Yeah, I'd see this mostly being useful for very large, very popular downloads. For example, game of thrones on the release day, live TV, etc.
The benefit of building this into IPFS is that you'd be able to fallback on bitswap/graphsync if no satellite link is available, you'd be able to find available satellites through content addressing instead of needing to trust some centralized service, and you'd be able to verify the data. You could always build a custom protocol and/or proprietary system to do the same thing, but integrating into an existing ecosystem is probably simpler in the long run.
I don't even see the use-case for the release of GOT. By "broadcasting" do you mean that the satellite emits a data stream to its whole geographic area, and clients (antennas) are free to pick it up or not? Just like satellites broadcasting TV and antennas are free to pick up channel A or channel B or none? If this is what you mean, then, GOT lovers are either steaming, or downloading the movie for later. If they are streaming they won't start at the exact same time, so how would that work? If they download it, how do they know when a cast will occur? The download for later use case will be rarer and rarer anyway as people like the convenience of streaming (start watching as soon as you decide, with the first frames on your screen instantly).

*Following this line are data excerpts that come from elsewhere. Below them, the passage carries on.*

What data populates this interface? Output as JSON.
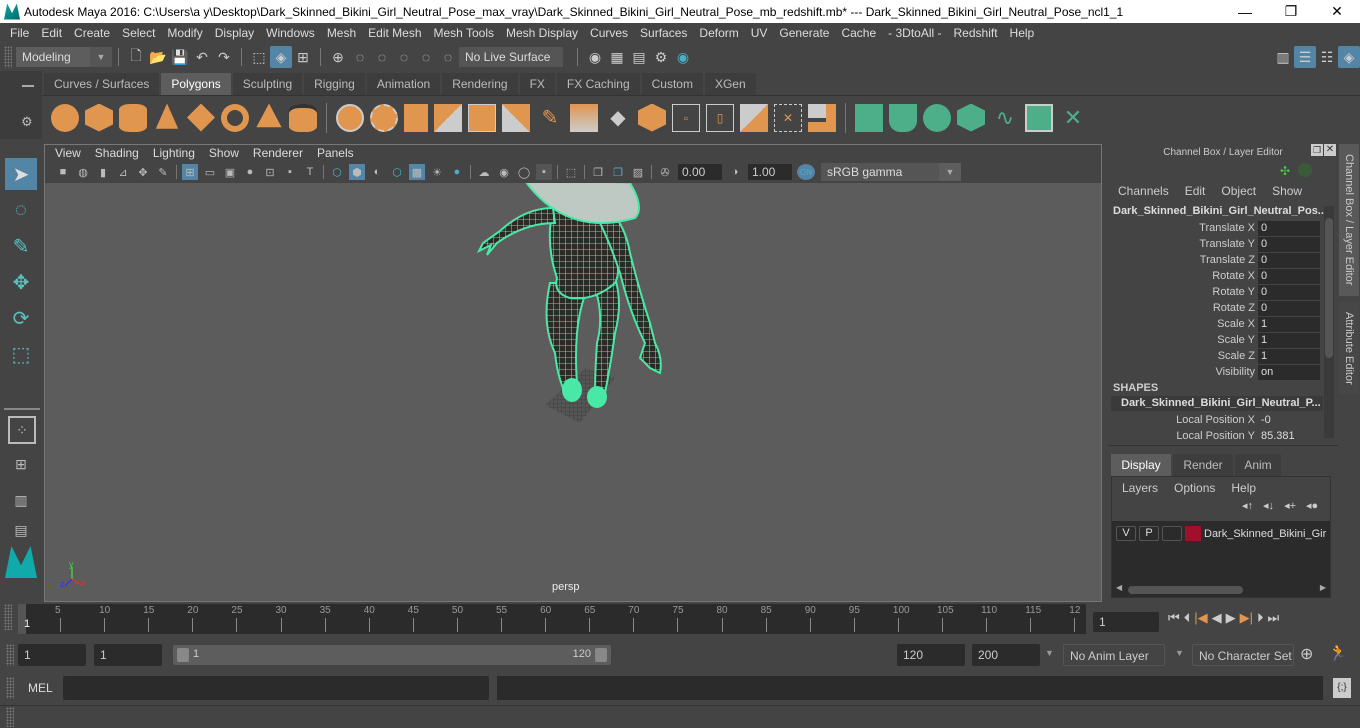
{
  "window": {
    "title": "Autodesk Maya 2016: C:\\Users\\a y\\Desktop\\Dark_Skinned_Bikini_Girl_Neutral_Pose_max_vray\\Dark_Skinned_Bikini_Girl_Neutral_Pose_mb_redshift.mb*   ---   Dark_Skinned_Bikini_Girl_Neutral_Pose_ncl1_1",
    "minimize": "—",
    "maximize": "❐",
    "close": "✕"
  },
  "menubar": [
    "File",
    "Edit",
    "Create",
    "Select",
    "Modify",
    "Display",
    "Windows",
    "Mesh",
    "Edit Mesh",
    "Mesh Tools",
    "Mesh Display",
    "Curves",
    "Surfaces",
    "Deform",
    "UV",
    "Generate",
    "Cache",
    "- 3DtoAll -",
    "Redshift",
    "Help"
  ],
  "statusline": {
    "mode": "Modeling",
    "live_surface": "No Live Surface"
  },
  "shelf": {
    "tabs": [
      "Curves / Surfaces",
      "Polygons",
      "Sculpting",
      "Rigging",
      "Animation",
      "Rendering",
      "FX",
      "FX Caching",
      "Custom",
      "XGen"
    ],
    "active_tab": "Polygons"
  },
  "viewport": {
    "menu": [
      "View",
      "Shading",
      "Lighting",
      "Show",
      "Renderer",
      "Panels"
    ],
    "exposure": "0.00",
    "gamma": "1.00",
    "color_space": "sRGB gamma",
    "camera_label": "persp",
    "axis": {
      "x": "x",
      "y": "y",
      "z": "z"
    }
  },
  "channel_box": {
    "title": "Channel Box / Layer Editor",
    "menu": [
      "Channels",
      "Edit",
      "Object",
      "Show"
    ],
    "object_name": "Dark_Skinned_Bikini_Girl_Neutral_Pos...",
    "channels": [
      {
        "label": "Translate X",
        "value": "0"
      },
      {
        "label": "Translate Y",
        "value": "0"
      },
      {
        "label": "Translate Z",
        "value": "0"
      },
      {
        "label": "Rotate X",
        "value": "0"
      },
      {
        "label": "Rotate Y",
        "value": "0"
      },
      {
        "label": "Rotate Z",
        "value": "0"
      },
      {
        "label": "Scale X",
        "value": "1"
      },
      {
        "label": "Scale Y",
        "value": "1"
      },
      {
        "label": "Scale Z",
        "value": "1"
      },
      {
        "label": "Visibility",
        "value": "on"
      }
    ],
    "shapes_header": "SHAPES",
    "shape_name": "Dark_Skinned_Bikini_Girl_Neutral_P...",
    "shape_channels": [
      {
        "label": "Local Position X",
        "value": "-0"
      },
      {
        "label": "Local Position Y",
        "value": "85.381"
      }
    ]
  },
  "layer_editor": {
    "tabs": [
      "Display",
      "Render",
      "Anim"
    ],
    "active_tab": "Display",
    "menu": [
      "Layers",
      "Options",
      "Help"
    ],
    "layers": [
      {
        "v": "V",
        "p": "P",
        "color": "#a0102a",
        "name": "Dark_Skinned_Bikini_Gir"
      }
    ]
  },
  "side_tabs": [
    "Channel Box / Layer Editor",
    "Attribute Editor"
  ],
  "timeline": {
    "ticks": [
      "5",
      "10",
      "15",
      "20",
      "25",
      "30",
      "35",
      "40",
      "45",
      "50",
      "55",
      "60",
      "65",
      "70",
      "75",
      "80",
      "85",
      "90",
      "95",
      "100",
      "105",
      "110",
      "115",
      "12"
    ],
    "current_frame_marker": "1",
    "current_frame": "1"
  },
  "range": {
    "start": "1",
    "playback_start": "1",
    "slider_start": "1",
    "slider_end": "120",
    "playback_end": "120",
    "end": "200",
    "anim_layer": "No Anim Layer",
    "character_set": "No Character Set"
  },
  "command_line": {
    "label": "MEL"
  }
}
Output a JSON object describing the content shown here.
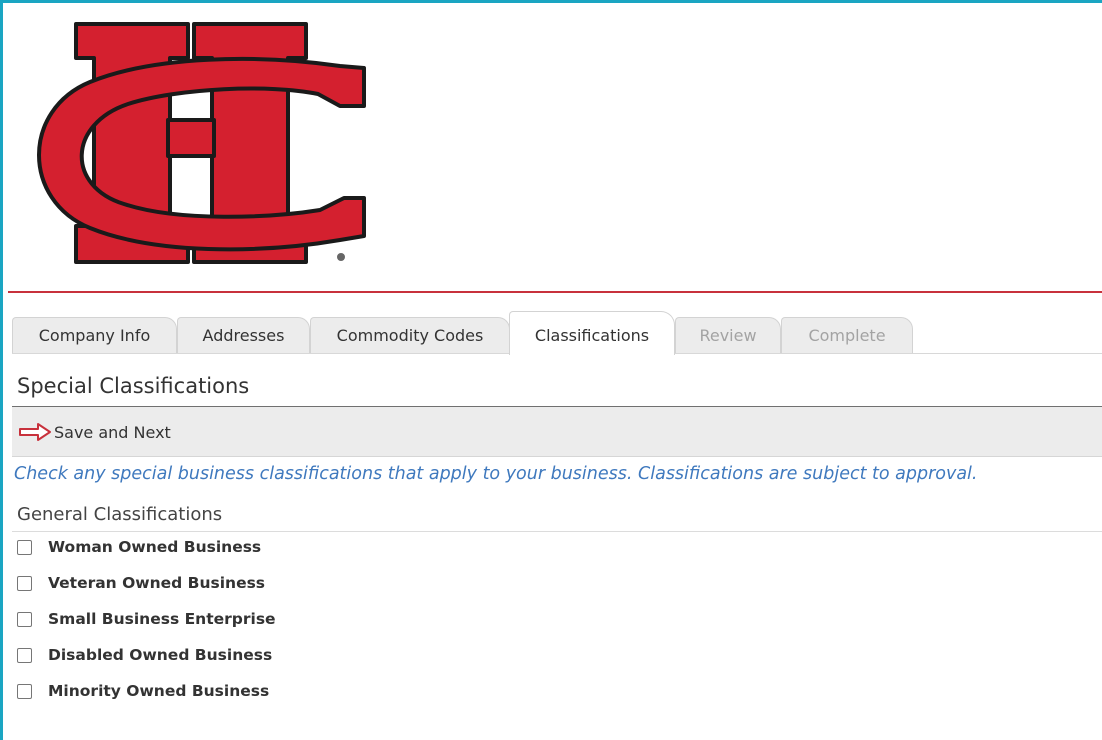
{
  "logo": {
    "name": "company-logo",
    "colors": {
      "red": "#d4202f",
      "outline": "#1a1a1a"
    }
  },
  "tabs": [
    {
      "label": "Company Info",
      "state": "normal"
    },
    {
      "label": "Addresses",
      "state": "normal"
    },
    {
      "label": "Commodity Codes",
      "state": "normal"
    },
    {
      "label": "Classifications",
      "state": "active"
    },
    {
      "label": "Review",
      "state": "disabled"
    },
    {
      "label": "Complete",
      "state": "disabled"
    }
  ],
  "section": {
    "title": "Special Classifications"
  },
  "toolbar": {
    "save_next_label": "Save and Next",
    "save_icon": "arrow-right-outline-icon",
    "icon_color": "#c8313c"
  },
  "instructions": "Check any special business classifications that apply to your business. Classifications are subject to approval.",
  "group": {
    "title": "General Classifications",
    "items": [
      {
        "label": "Woman Owned Business",
        "checked": false
      },
      {
        "label": "Veteran Owned Business",
        "checked": false
      },
      {
        "label": "Small Business Enterprise",
        "checked": false
      },
      {
        "label": "Disabled Owned Business",
        "checked": false
      },
      {
        "label": "Minority Owned Business",
        "checked": false
      }
    ]
  },
  "colors": {
    "accent_border": "#1aa5c2",
    "divider_red": "#c8313c",
    "link_blue": "#3f79be"
  }
}
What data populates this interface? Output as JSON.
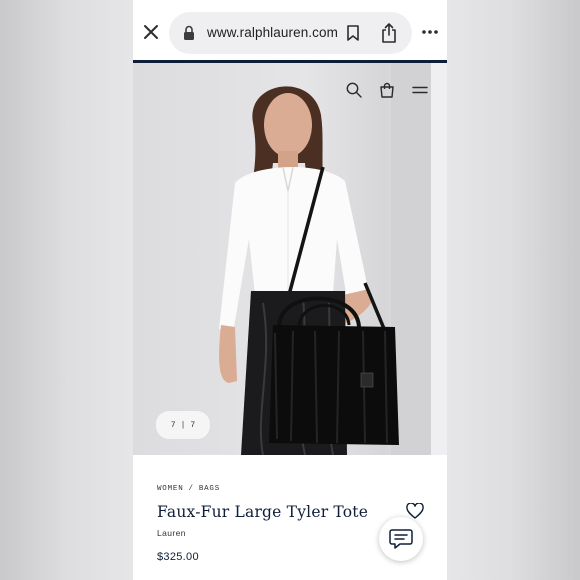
{
  "browser": {
    "url": "www.ralphlauren.com",
    "icons": [
      "close-icon",
      "lock-icon",
      "bookmark-icon",
      "share-icon",
      "more-icon"
    ]
  },
  "site_header": {
    "icons": [
      "search-icon",
      "shopping-bag-icon",
      "menu-icon"
    ]
  },
  "gallery": {
    "current": "7",
    "separator": "|",
    "total": "7"
  },
  "product": {
    "breadcrumb": [
      "WOMEN",
      "BAGS"
    ],
    "breadcrumb_separator": "/",
    "title": "Faux-Fur Large Tyler Tote",
    "brand": "Lauren",
    "price": "$325.00"
  },
  "colors": {
    "navy": "#0f1e38",
    "page_background": "#e6e6e8",
    "hero_background": "#e0e0e2"
  }
}
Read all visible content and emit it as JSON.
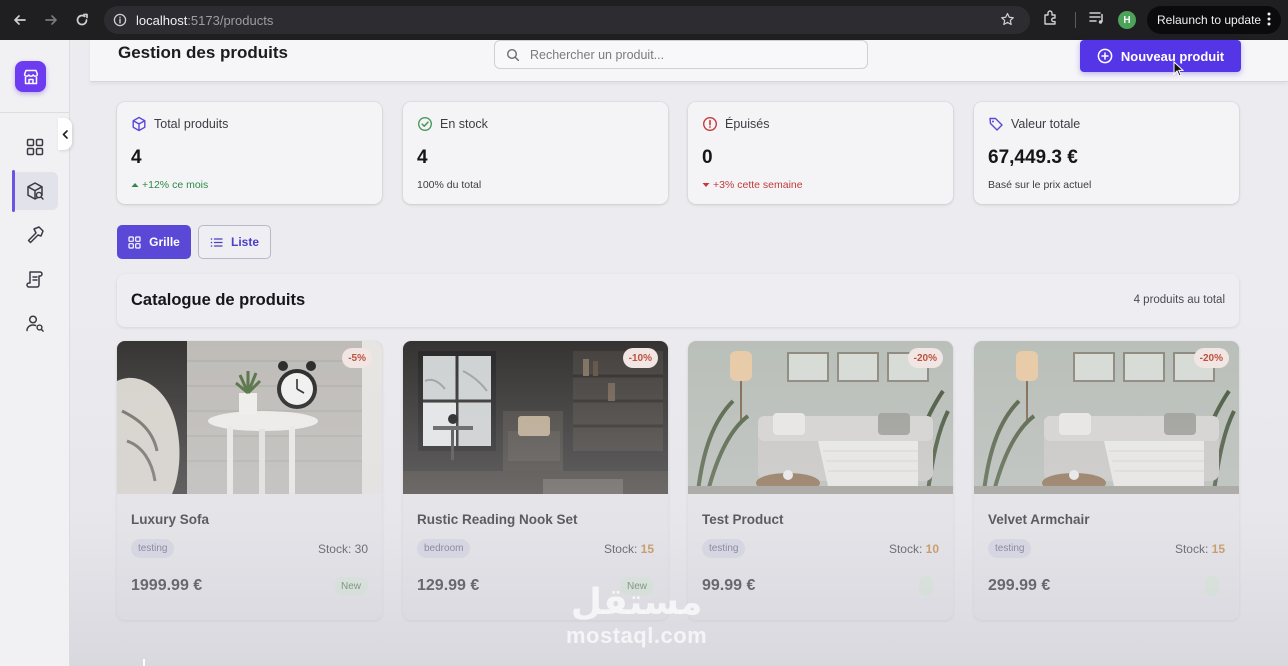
{
  "browser": {
    "url_host": "localhost",
    "url_path": ":5173/products",
    "profile_initial": "H",
    "relaunch_label": "Relaunch to update"
  },
  "header": {
    "title": "Gestion des produits",
    "search_placeholder": "Rechercher un produit...",
    "new_button": "Nouveau produit"
  },
  "sidebar": {
    "items": [
      {
        "icon": "dashboard-icon"
      },
      {
        "icon": "products-box-icon",
        "active": true
      },
      {
        "icon": "hammer-icon"
      },
      {
        "icon": "scroll-icon"
      },
      {
        "icon": "user-search-icon"
      }
    ]
  },
  "stats": [
    {
      "label": "Total produits",
      "value": "4",
      "sub": "+12% ce mois",
      "trend": "up",
      "icon": "cube-icon"
    },
    {
      "label": "En stock",
      "value": "4",
      "sub": "100% du total",
      "trend": "none",
      "icon": "check-circle-icon"
    },
    {
      "label": "Épuisés",
      "value": "0",
      "sub": "+3% cette semaine",
      "trend": "down",
      "icon": "alert-circle-icon"
    },
    {
      "label": "Valeur totale",
      "value": "67,449.3 €",
      "sub": "Basé sur le prix actuel",
      "trend": "none",
      "icon": "tag-icon"
    }
  ],
  "view_toggle": {
    "grid_label": "Grille",
    "list_label": "Liste",
    "active": "grid"
  },
  "catalogue": {
    "title": "Catalogue de produits",
    "count_text": "4 produits au total"
  },
  "products": [
    {
      "name": "Luxury Sofa",
      "discount": "-5%",
      "category": "testing",
      "stock_label": "Stock:",
      "stock": "30",
      "price": "1999.99 €",
      "badge": "New"
    },
    {
      "name": "Rustic Reading Nook Set",
      "discount": "-10%",
      "category": "bedroom",
      "stock_label": "Stock:",
      "stock": "15",
      "price": "129.99 €",
      "badge": "New"
    },
    {
      "name": "Test Product",
      "discount": "-20%",
      "category": "testing",
      "stock_label": "Stock:",
      "stock": "10",
      "price": "99.99 €",
      "badge": ""
    },
    {
      "name": "Velvet Armchair",
      "discount": "-20%",
      "category": "testing",
      "stock_label": "Stock:",
      "stock": "15",
      "price": "299.99 €",
      "badge": ""
    }
  ],
  "watermark": {
    "arabic": "مستقل",
    "latin": "mostaql.com"
  },
  "colors": {
    "accent": "#5536e6",
    "up": "#2f8a48",
    "down": "#c43a3a",
    "low_stock": "#c07a2a"
  }
}
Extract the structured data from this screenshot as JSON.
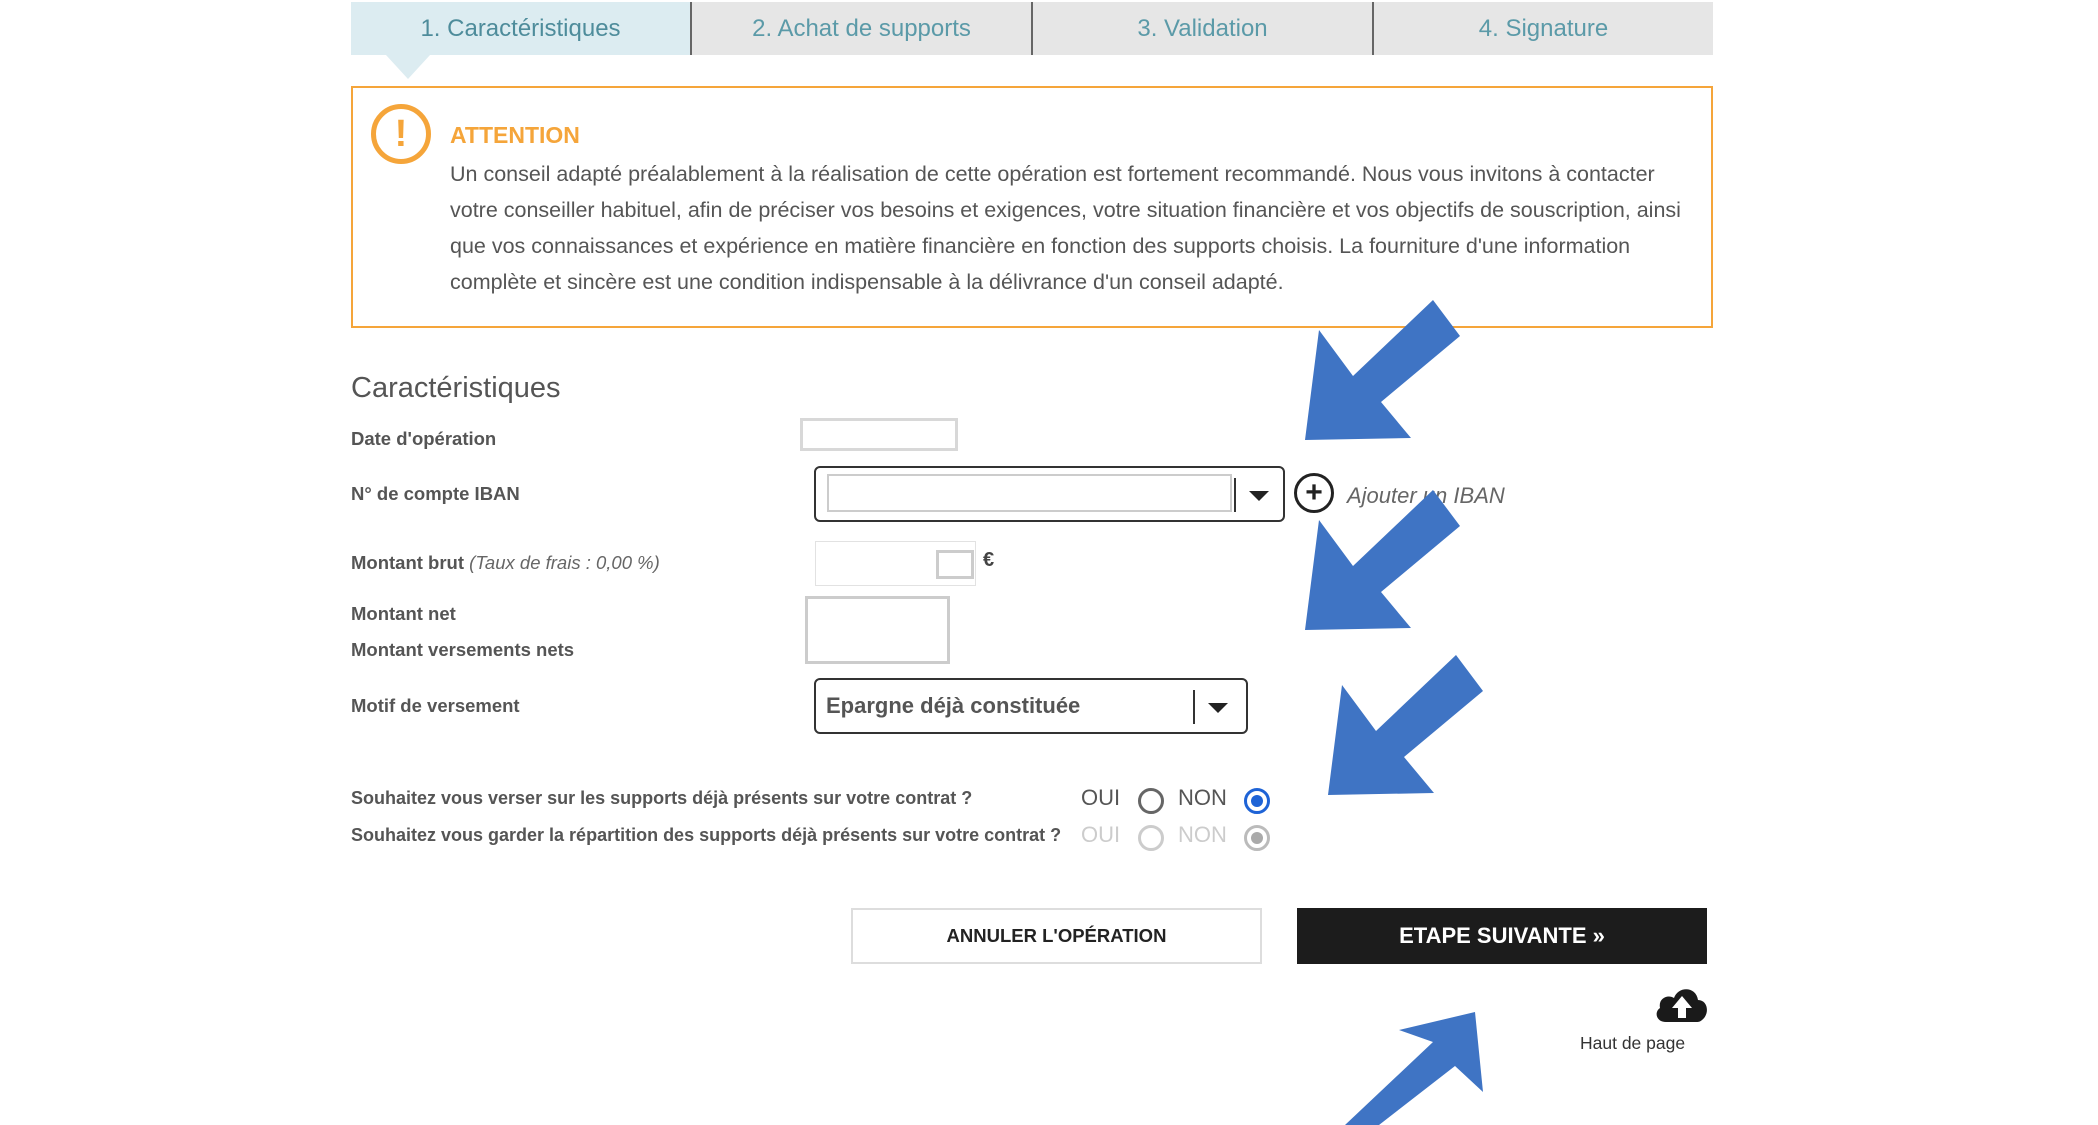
{
  "steps": [
    {
      "label": "1. Caractéristiques",
      "active": true
    },
    {
      "label": "2. Achat de supports",
      "active": false
    },
    {
      "label": "3. Validation",
      "active": false
    },
    {
      "label": "4. Signature",
      "active": false
    }
  ],
  "attention": {
    "icon": "exclamation-circle-icon",
    "title": "ATTENTION",
    "text": "Un conseil adapté préalablement à la réalisation de cette opération est fortement recommandé. Nous vous invitons à contacter votre conseiller habituel, afin de préciser vos besoins et exigences, votre situation financière et vos objectifs de souscription, ainsi que vos connaissances et expérience en matière financière en fonction des supports choisis. La fourniture d'une information complète et sincère est une condition indispensable à la délivrance d'un conseil adapté."
  },
  "form": {
    "section_title": "Caractéristiques",
    "date_label": "Date d'opération",
    "date_value": "",
    "iban_label": "N° de compte IBAN",
    "iban_value": "",
    "add_iban_label": "Ajouter un IBAN",
    "amount_label": "Montant brut",
    "amount_fee_note": "(Taux de frais : 0,00 %)",
    "amount_value": "",
    "currency": "€",
    "net_label": "Montant net",
    "net_payments_label": "Montant versements nets",
    "motif_label": "Motif de versement",
    "motif_value": "Epargne déjà constituée"
  },
  "questions": [
    {
      "text": "Souhaitez vous verser sur les supports déjà présents sur votre contrat ?",
      "yes": "OUI",
      "no": "NON",
      "selected": "NON",
      "disabled": false
    },
    {
      "text": "Souhaitez vous garder la répartition des supports déjà présents sur votre contrat ?",
      "yes": "OUI",
      "no": "NON",
      "selected": "NON",
      "disabled": true
    }
  ],
  "buttons": {
    "cancel": "ANNULER L'OPÉRATION",
    "next": "ETAPE SUIVANTE »"
  },
  "back_to_top": {
    "icon": "cloud-upload-icon",
    "label": "Haut de page"
  },
  "colors": {
    "accent_orange": "#f5a53a",
    "step_text": "#5b9aa8",
    "active_step_bg": "#dcecf1",
    "radio_selected": "#1e63d6",
    "annotation_arrow": "#3f74c4",
    "primary_button_bg": "#1c1c1c"
  }
}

For streaming, maybe there would be 2 broadcasts: one of the whole movie, sending it in cycle, and one for the first minute, also sent in cycle. That way, the client is guaranteed to start watching soon as the second broadcast is always about to reset, and they can download the rest of the movie from the first broadcast while watching the beginning.
Anyway, I see a big problem for baking broadcasting at the protocol level: non-interactivity between clients and broadcaster, and heterogeneous clients. TV sat operators are able to broadcast because they are able to use a bandwidth that is tailored for their clients. Let's say I launch a Starlink competitor called SatStream. I use cheaper antennas that can take in 1Mbps. If Starlink streams at 5Mbps, it has no way to know there is slower clients below from a competitor. If it did and adapt to it, that would open an attack where you could simulate a slow client to slow the connection for everyone.
A broadcast is a one-size-fits-all in my understanding, so you have to have homogeneous clients below, or you are either overwhelm slow clients or underwhelm fast ones.
(Right? 🤔)
You're correct, and I agree with your looping approach. In terms of bandwidth, that should be pretty easy to overcome with a reputation system (easy compared to everything else here...) but I do agree this is way out there and not likely to be useful in the near future, if ever (given that bandwidth costs should go down over time).
Actually, to solve the different capabilities of clients, there could be 5 double streams, and clients chose the best they can.
I was wondering if we could work with SpaceX on the integration of IPFS into their Starlink constellation.
One one hand they need a way to distribute the IPv6 addresses geographically, to allow for easy routing without large routing tables. So if we could get the topology from them, we could use them for a cost and latency estimation to optimize fetching from nodes which has lower costs/latency.
On the other hand, SpaceX could integrate IPFS into their ground stations/satellites in some ways. For example, the satellites could offer a way to register nodes reachable through the satellite. So nodes can query this information to find near peers for bitswap requests.
Someone already contacted SpaceX before?